Anonymous Monk has asked for the wisdom of the Perl Monks concerning the following question:

Hello Monks,
How does one remove the first character of a string in perl? I guess this would be the oposite of chop().
Thanks

Replies are listed 'Best First'.
Re: removing first char of string
by jacques (Priest) on Feb 10, 2003 at 01:09 UTC
    $string =~ s/^.//s;
    This will also work: substr ($string, 0, 1) = '';
Re: removing first char of string
by data64 (Chaplain) on Feb 10, 2003 at 00:55 UTC
Re: removing first char of string
by ihb (Deacon) on Feb 10, 2003 at 01:08 UTC
    One popular way is to use a substitution:   s/.//s; ihb
      cool. Thanks so much
Re: removing first char of string
by jmcnamara (Monsignor) on Feb 10, 2003 at 09:00 UTC

    Use substr in the 4 arg form as shown above or in the 2 arg form:
    $str = substr $str, 1; # Or in case the string is empty $str = substr $str, 1 if length $str;

    --
    John.

Re: removing first char of string
by Cabrion (Friar) on Feb 10, 2003 at 02:45 UTC
    Or maybe . .
    $string = reverse(chop(reverse($string)));
    Doh!
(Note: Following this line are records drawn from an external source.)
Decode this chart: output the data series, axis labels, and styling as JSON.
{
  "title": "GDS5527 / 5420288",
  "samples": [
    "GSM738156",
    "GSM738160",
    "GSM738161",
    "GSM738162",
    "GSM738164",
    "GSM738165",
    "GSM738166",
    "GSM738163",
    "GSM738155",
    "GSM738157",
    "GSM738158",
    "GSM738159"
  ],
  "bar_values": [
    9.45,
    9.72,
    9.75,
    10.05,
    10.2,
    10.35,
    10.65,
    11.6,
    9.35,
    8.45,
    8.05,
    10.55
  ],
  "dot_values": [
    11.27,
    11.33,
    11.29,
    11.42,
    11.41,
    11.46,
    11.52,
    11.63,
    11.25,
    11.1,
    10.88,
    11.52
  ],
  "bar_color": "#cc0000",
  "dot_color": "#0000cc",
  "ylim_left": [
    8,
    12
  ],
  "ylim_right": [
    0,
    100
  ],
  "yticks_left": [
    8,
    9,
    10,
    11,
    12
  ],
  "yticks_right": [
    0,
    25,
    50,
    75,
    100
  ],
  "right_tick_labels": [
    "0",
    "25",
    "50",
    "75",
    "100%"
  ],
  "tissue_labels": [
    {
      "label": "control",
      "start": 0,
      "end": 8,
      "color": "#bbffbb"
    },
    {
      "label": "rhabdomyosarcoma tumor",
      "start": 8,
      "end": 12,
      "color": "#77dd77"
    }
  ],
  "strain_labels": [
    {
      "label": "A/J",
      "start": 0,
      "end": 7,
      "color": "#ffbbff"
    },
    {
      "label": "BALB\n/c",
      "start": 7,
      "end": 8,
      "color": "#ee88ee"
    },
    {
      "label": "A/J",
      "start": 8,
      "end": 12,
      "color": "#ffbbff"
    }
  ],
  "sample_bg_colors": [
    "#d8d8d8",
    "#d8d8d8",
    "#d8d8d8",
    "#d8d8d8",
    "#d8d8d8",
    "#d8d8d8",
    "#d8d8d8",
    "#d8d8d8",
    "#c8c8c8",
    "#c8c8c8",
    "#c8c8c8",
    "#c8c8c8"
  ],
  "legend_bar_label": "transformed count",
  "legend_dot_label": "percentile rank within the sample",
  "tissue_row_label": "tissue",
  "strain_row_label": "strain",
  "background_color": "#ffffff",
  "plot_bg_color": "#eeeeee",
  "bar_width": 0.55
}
Thanks ihb.
    chop(reverse$string)); $string = reverse($string);
    Note to self: Don't offer advice while drinking beer...

    Sorry all.

      You didn't actually try that, did you? :)

      It won't work, and that's because chop() tries to modify its argument, i.e. it wants an lvalue. The return value of chop() returns the (last) removed value, so even if chop() could chop the reverse()-expression $string would hold the first char of itself, and the outer reverse would be useless.